Dès l’entrée, nous sommes confrontés à plusieurs figures humaines. « Stay up, de Daniel Firman présente une femme debout, qui nous surprend par son côté hyperréaliste et qui avec une certaine force tranquille porte un lourd fardeau d’agglomérats de déchets rehaussés à la polyuréthane. La Chute n°20 de Denis Darzacq, nous montre un corps flottant de jeune homme en fond de paysage urbain et l’oeuvre Salle de la Joconde de Martin Parr avec ce groupe de visiteurs au Louvre qui, au lieu d’apprécier les oeuvres pour elles-mêmes, les scrute à travers leurs appareils numériques. Avec ses Lettres de non motivation et What shall we do next, Julien Prévieux nous met face à la jungle de l’emploi et des nouveaux médias, ou comment chaque jour nos compétences, notre intellect et même notre gestuelle doivent se formater pour être compréhensibles au tout venant. Quant à la Boîte de déception de Jeanne Susplugas, elle vient annoncer la couleur de l’exposition avec un humour grinçant ». Ces six oeuvres associées questionnent dès l’entrée notre corps face au monde contemporain.
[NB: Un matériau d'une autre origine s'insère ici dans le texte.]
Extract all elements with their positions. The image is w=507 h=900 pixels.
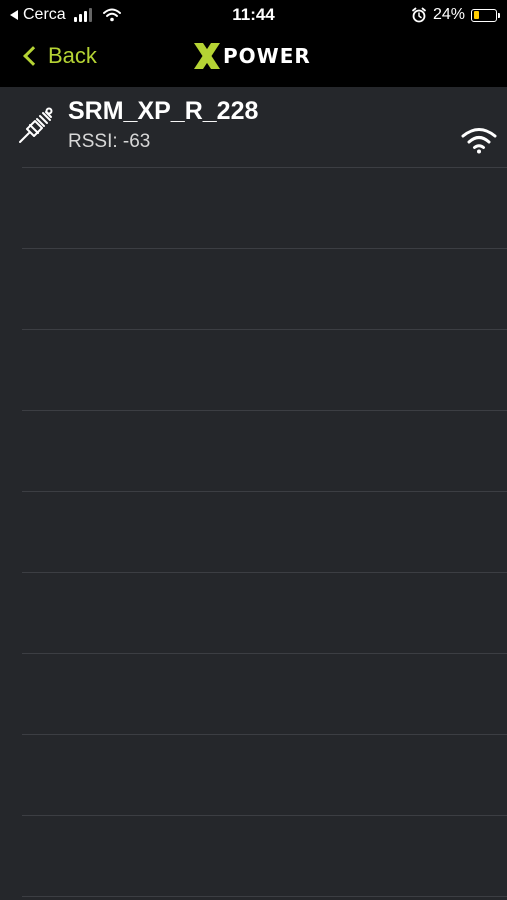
list-divider	[22, 815, 507, 816]
power-meter-sensor-icon	[16, 107, 56, 152]
list-divider	[22, 167, 507, 168]
device-list: SRM_XP_R_228 RSSI: -63	[0, 87, 507, 900]
status-right: 24%	[411, 5, 500, 25]
nav-bar: Back POWER	[0, 30, 507, 87]
list-divider	[22, 572, 507, 573]
device-name: SRM_XP_R_228	[68, 97, 259, 125]
chevron-left-icon	[23, 46, 43, 66]
battery-icon	[471, 8, 500, 22]
back-label: Back	[48, 43, 97, 68]
battery-fill	[473, 11, 479, 19]
device-row[interactable]: SRM_XP_R_228 RSSI: -63	[0, 87, 507, 167]
xpower-logo: POWER	[192, 42, 311, 70]
list-divider	[22, 248, 507, 249]
status-bar: Cerca 11:44 24%	[0, 0, 507, 30]
wifi-signal-icon	[461, 126, 497, 159]
battery-percent: 24%	[432, 6, 465, 23]
alarm-icon	[411, 7, 427, 23]
list-divider	[22, 410, 507, 411]
list-divider	[22, 653, 507, 654]
list-divider	[22, 734, 507, 735]
list-divider	[22, 491, 507, 492]
xpower-x-mark-icon	[194, 43, 220, 69]
brand-wordmark: POWER	[223, 44, 311, 68]
device-rssi: RSSI: -63	[68, 131, 151, 152]
list-divider	[22, 329, 507, 330]
back-button[interactable]: Back	[22, 43, 97, 69]
list-divider	[22, 896, 507, 897]
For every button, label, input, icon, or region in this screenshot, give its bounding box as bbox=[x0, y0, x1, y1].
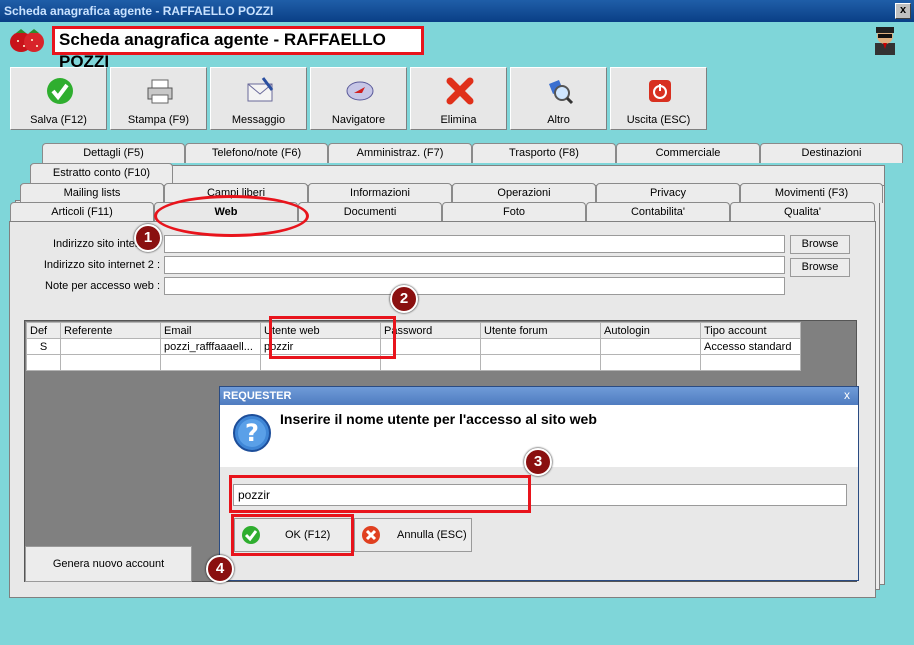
search-icon bbox=[549, 80, 574, 105]
dialog-close-button[interactable]: x bbox=[840, 389, 854, 403]
table-cell[interactable]: pozzi_rafffaaaell... bbox=[160, 338, 261, 355]
table-cell[interactable] bbox=[160, 354, 261, 371]
table-cell[interactable] bbox=[60, 354, 161, 371]
tab-amministraz-f7[interactable]: Amministraz. (F7) bbox=[328, 143, 472, 163]
browse-button-2[interactable]: Browse bbox=[790, 258, 850, 277]
tab-privacy[interactable]: Privacy bbox=[596, 183, 740, 203]
toolbar-button-label: Messaggio bbox=[231, 114, 286, 126]
envelope-icon bbox=[247, 77, 274, 102]
svg-text:?: ? bbox=[245, 419, 259, 447]
cancel-label: Annulla (ESC) bbox=[397, 529, 467, 541]
notes-input[interactable] bbox=[164, 277, 785, 295]
window-title: Scheda anagrafica agente - RAFFAELLO POZ… bbox=[4, 4, 274, 18]
column-header[interactable]: Def bbox=[26, 322, 61, 339]
browse-button-1[interactable]: Browse bbox=[790, 235, 850, 254]
table-row[interactable] bbox=[26, 354, 801, 371]
table-cell[interactable] bbox=[600, 338, 701, 355]
toolbar-button-2[interactable]: Messaggio bbox=[210, 67, 307, 130]
callout-3: 3 bbox=[524, 448, 552, 476]
table-cell[interactable] bbox=[480, 338, 601, 355]
toolbar-button-label: Altro bbox=[547, 114, 570, 126]
toolbar-button-label: Uscita (ESC) bbox=[626, 114, 691, 126]
tab-estratto-conto-f10[interactable]: Estratto conto (F10) bbox=[30, 163, 173, 183]
toolbar-button-label: Elimina bbox=[440, 114, 477, 126]
tab-movimenti-f3[interactable]: Movimenti (F3) bbox=[740, 183, 883, 203]
table-cell[interactable]: S bbox=[26, 338, 61, 355]
table-cell[interactable] bbox=[480, 354, 601, 371]
toolbar-button-label: Stampa (F9) bbox=[127, 114, 190, 126]
table-cell[interactable] bbox=[600, 354, 701, 371]
table-row[interactable]: Spozzi_rafffaaaell... pozzir Accesso stand… bbox=[26, 338, 801, 355]
table-cell[interactable] bbox=[26, 354, 61, 371]
tab-destinazioni[interactable]: Destinazioni bbox=[760, 143, 903, 163]
question-icon: ? bbox=[233, 414, 271, 452]
site2-input[interactable] bbox=[164, 256, 785, 274]
tab-foto[interactable]: Foto bbox=[442, 202, 586, 222]
toolbar-button-4[interactable]: Elimina bbox=[410, 67, 507, 130]
check-icon bbox=[47, 78, 73, 104]
dialog-title: REQUESTER bbox=[220, 387, 858, 405]
tab-articoli-f11[interactable]: Articoli (F11) bbox=[10, 202, 154, 222]
callout-2: 2 bbox=[390, 285, 418, 313]
toolbar-button-5[interactable]: Altro bbox=[510, 67, 607, 130]
table-cell[interactable] bbox=[700, 354, 801, 371]
highlight-ok bbox=[231, 514, 354, 556]
tab-dettagli-f5[interactable]: Dettagli (F5) bbox=[42, 143, 185, 163]
x-icon bbox=[446, 77, 474, 105]
toolbar-button-0[interactable]: Salva (F12) bbox=[10, 67, 107, 130]
tab-contabilita[interactable]: Contabilita' bbox=[586, 202, 730, 222]
generate-account-button[interactable]: Genera nuovo account bbox=[25, 546, 192, 582]
strawberry-icon bbox=[10, 29, 44, 52]
callout-4: 4 bbox=[206, 555, 234, 583]
toolbar-button-label: Navigatore bbox=[331, 114, 386, 126]
column-header[interactable]: Referente bbox=[60, 322, 161, 339]
column-header[interactable]: Email bbox=[160, 322, 261, 339]
toolbar-button-6[interactable]: Uscita (ESC) bbox=[610, 67, 707, 130]
tab-informazioni[interactable]: Informazioni bbox=[308, 183, 452, 203]
column-header[interactable]: Tipo account bbox=[700, 322, 801, 339]
cancel-icon bbox=[362, 526, 380, 544]
tab-mailing-lists[interactable]: Mailing lists bbox=[20, 183, 164, 203]
compass-icon bbox=[346, 81, 374, 101]
highlight-web-tab bbox=[154, 195, 309, 237]
notes-label: Note per accesso web : bbox=[45, 280, 160, 292]
column-header[interactable]: Utente forum bbox=[480, 322, 601, 339]
page-title: Scheda anagrafica agente - RAFFAELLO POZ… bbox=[52, 26, 424, 71]
column-header[interactable]: Autologin bbox=[600, 322, 701, 339]
window-close-button[interactable]: x bbox=[895, 3, 911, 19]
dialog-message: Inserire il nome utente per l'accesso al… bbox=[280, 411, 597, 427]
tab-qualita[interactable]: Qualita' bbox=[730, 202, 875, 222]
tab-telefono-note-f6[interactable]: Telefono/note (F6) bbox=[185, 143, 328, 163]
tab-commerciale[interactable]: Commerciale bbox=[616, 143, 760, 163]
window-title-bar: Scheda anagrafica agente - RAFFAELLO POZ… bbox=[0, 0, 914, 22]
highlight-input bbox=[229, 475, 531, 513]
toolbar-button-3[interactable]: Navigatore bbox=[310, 67, 407, 130]
toolbar-button-1[interactable]: Stampa (F9) bbox=[110, 67, 207, 130]
tab-trasporto-f8[interactable]: Trasporto (F8) bbox=[472, 143, 616, 163]
callout-1: 1 bbox=[134, 224, 162, 252]
highlight-utente-web bbox=[269, 316, 396, 359]
tab-documenti[interactable]: Documenti bbox=[298, 202, 442, 222]
site1-input[interactable] bbox=[164, 235, 785, 253]
toolbar-button-label: Salva (F12) bbox=[30, 114, 87, 126]
power-icon bbox=[649, 80, 671, 102]
header: Scheda anagrafica agente - RAFFAELLO POZ… bbox=[0, 22, 914, 71]
agent-avatar-icon bbox=[875, 27, 895, 55]
tab-operazioni[interactable]: Operazioni bbox=[452, 183, 596, 203]
cancel-button[interactable]: Annulla (ESC) bbox=[354, 518, 472, 552]
accounts-table: Def Referente Email Utente web Password Utent… bbox=[26, 322, 801, 371]
table-cell[interactable]: Accesso standard bbox=[700, 338, 801, 355]
table-cell[interactable] bbox=[60, 338, 161, 355]
printer-icon bbox=[147, 79, 173, 104]
site2-label: Indirizzo sito internet 2 : bbox=[43, 259, 160, 271]
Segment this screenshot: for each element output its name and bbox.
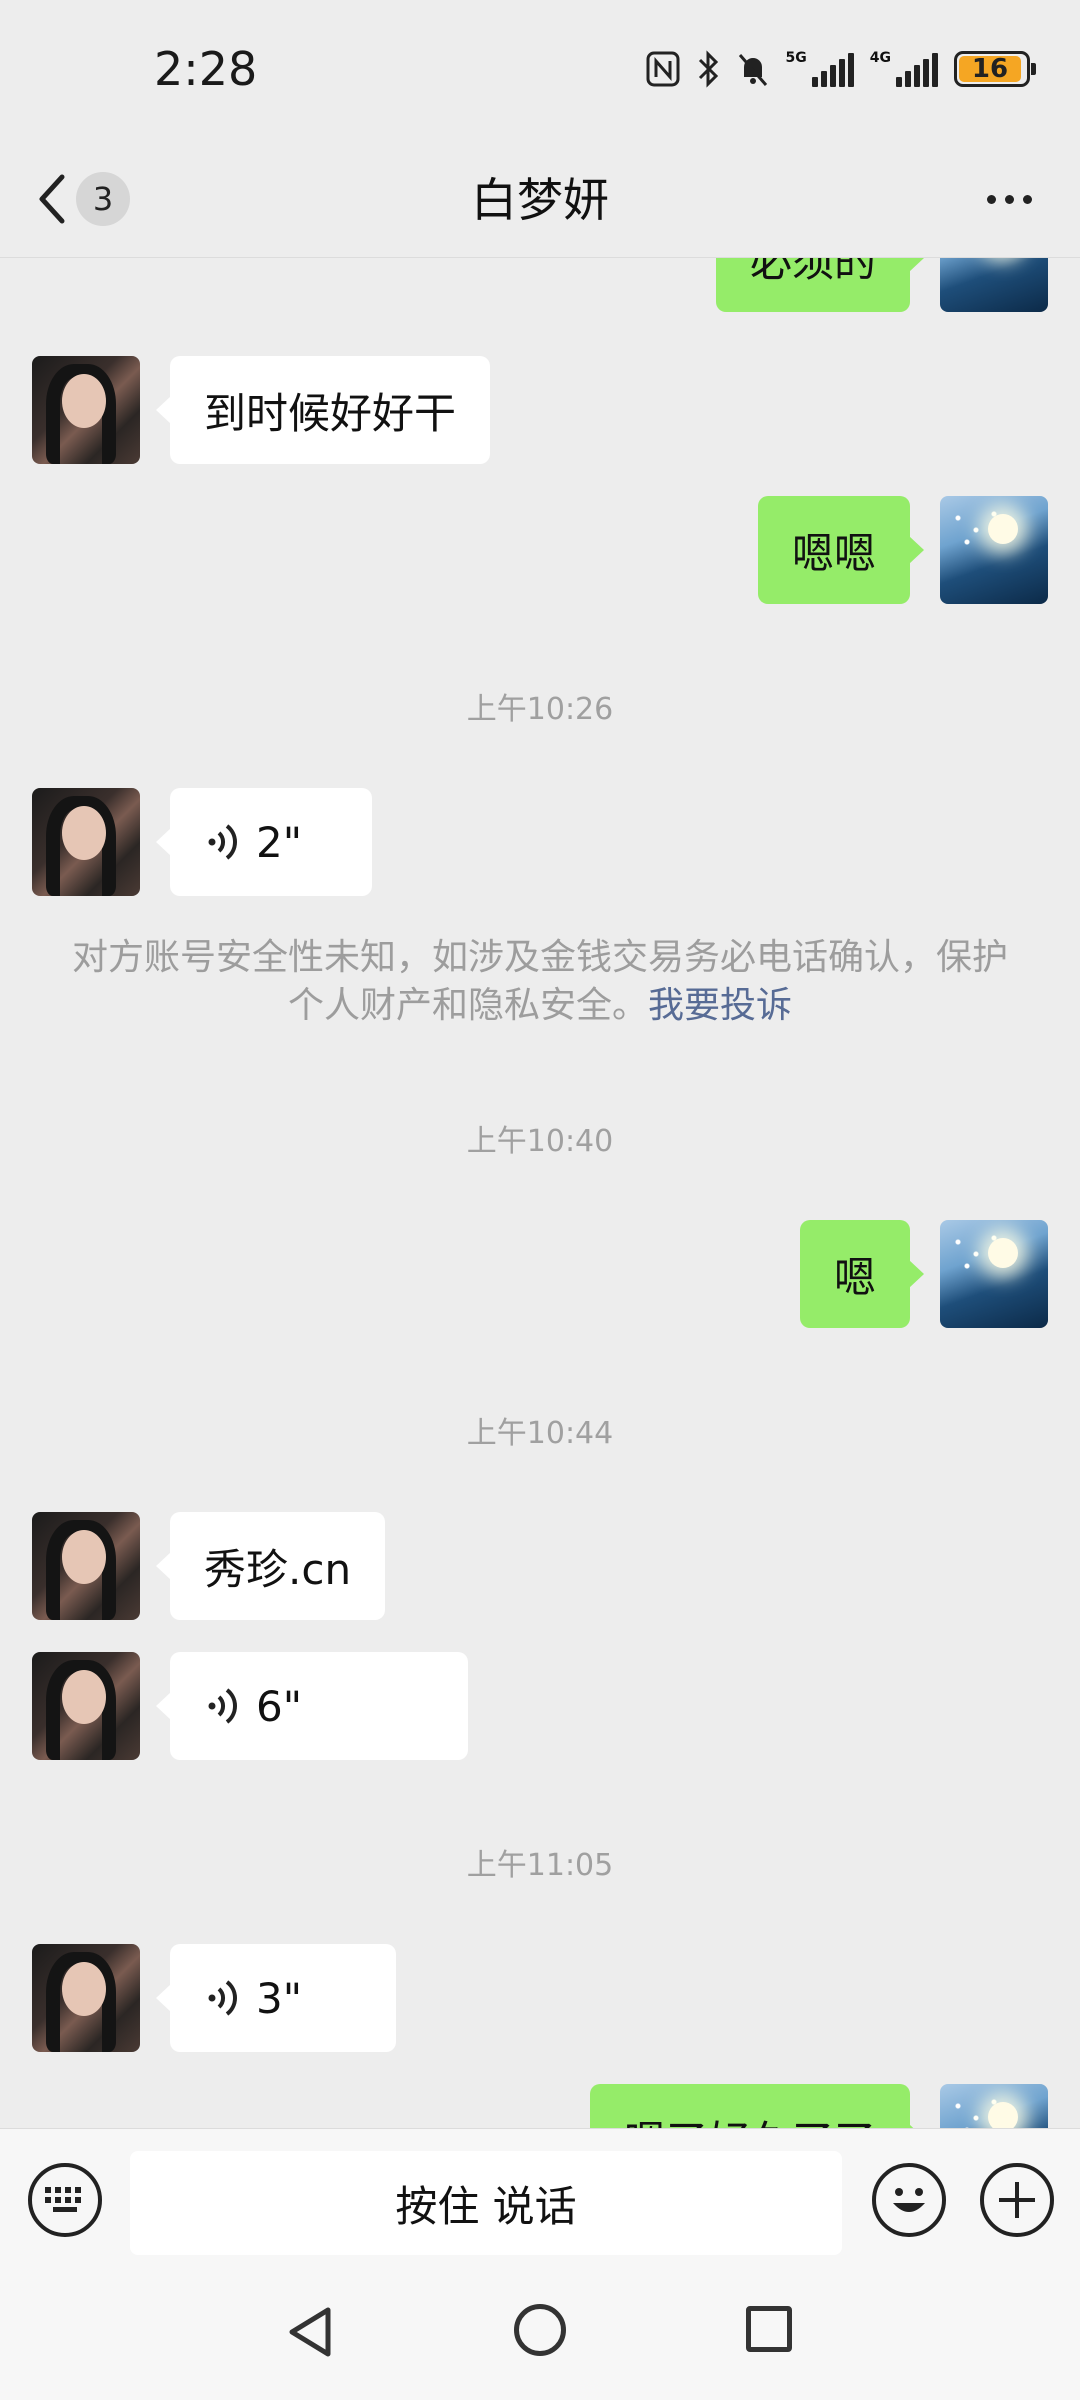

Dans l’aile droite, les séries Eglogues, ZAC et Douceurs de fleurs de Suzanne Husky montrent un ensemble d’objets, d’infrastructures urbaines ou commerciales en faïence emmaillée. À celles-ci viennent s’associer les pièces de Laurent Tixador, « un ensemble d’oeuvres qui avec une poésie aigre-douce nous renvoie à notre condition de créateur d’énergies et de déchets ». Sur la mezzanine, l’installation La maison malade de Jeanne Susplugas confronte notre corps à une accumulation de milliers de boîtes de médicaments. « Sur la coursive, Brigitte Zieger nous entraîne dans une esthétique poétique, mais non moins polémique, avec ses séries Flower of Power et Women are different from men, qui toutes deux convoquent la guerre et la place de la femme dans le monde contemporain ». Sur la verrière, Nicolas Lachambre, artiste de Bourges invité en résidence à Dreux, a travaillé sur deux oeuvres pour poursuivre la réflexion de l’exposition. L’oeuvre incandescente N’y voir que du feu est visible la nuit depuis l’extérieur ; Leadership pour sa part est visible depuis l’étage et dépeint un ensemble de figures animales sauvages et humaines qui une fois associées à des TGV, des pyramides ou encore un arc de triomphe proposent la formule « des solutions simples… des problèmes compliqués ». Un résumé proposé dans une esthétique tout droit issue de la « culture pop urbaine underground ». Proche de cette même esthétique, Andreï Molodkin, artiste russe, propose son regard – au stylo bille bleu, blanc, rouge – sur des scènes de manifestations à Paris. En les regardant, l’actualité des gilets jaunes revient très vite en mémoire alors que cette série date de 2010.

L’humanité du XXIe siècle

Dans l’aile gauche, les oeuvres Jannah et Divine Comédie de Mehdi-Georges Lahlou travaillent sur les questions de stéréotypes, de symboles, d’identités, mettant à mal nos attitudes manichéennes. On peut voir également l’oeuvre monumentale Africonda – mot valise constitué d’Afrique et d’Anaconda – de Pascale Marthine Tayou, « qui s’érige en totem chamanique et nous attire par ses couleurs chatoyantes et son toucher réconfortant ». Plus loin, deux pièces du travail de Mounir Fatmi, Connections et Save Manhattan 01. L’une et l’autre se répondent et torturent l’étymologie du mot religion. « Relegere en latin signifie autant ‘‘relire’ que ‘’relier’’. Trois mots qui associés nous donnent la tentation de relire l’actualité ». Au dénouement de cette exposition, une lumière bleutée dirige le visiteur vers les deux oeuvres Souvenirs et Épuration élective de Fayçal Baghriche. « L’une par un effet de vitesse et l’autre par des effets de recouvrement, font disparaitre les frontières entre les pays et nous plongent dans une image poétique de la mondialisation où chacun devient un élément constituant du cosmos, sans distinction d’identité, de statut ou même de religion ». De quoi renouveler notre place dans cette humanité du XXIe siècle.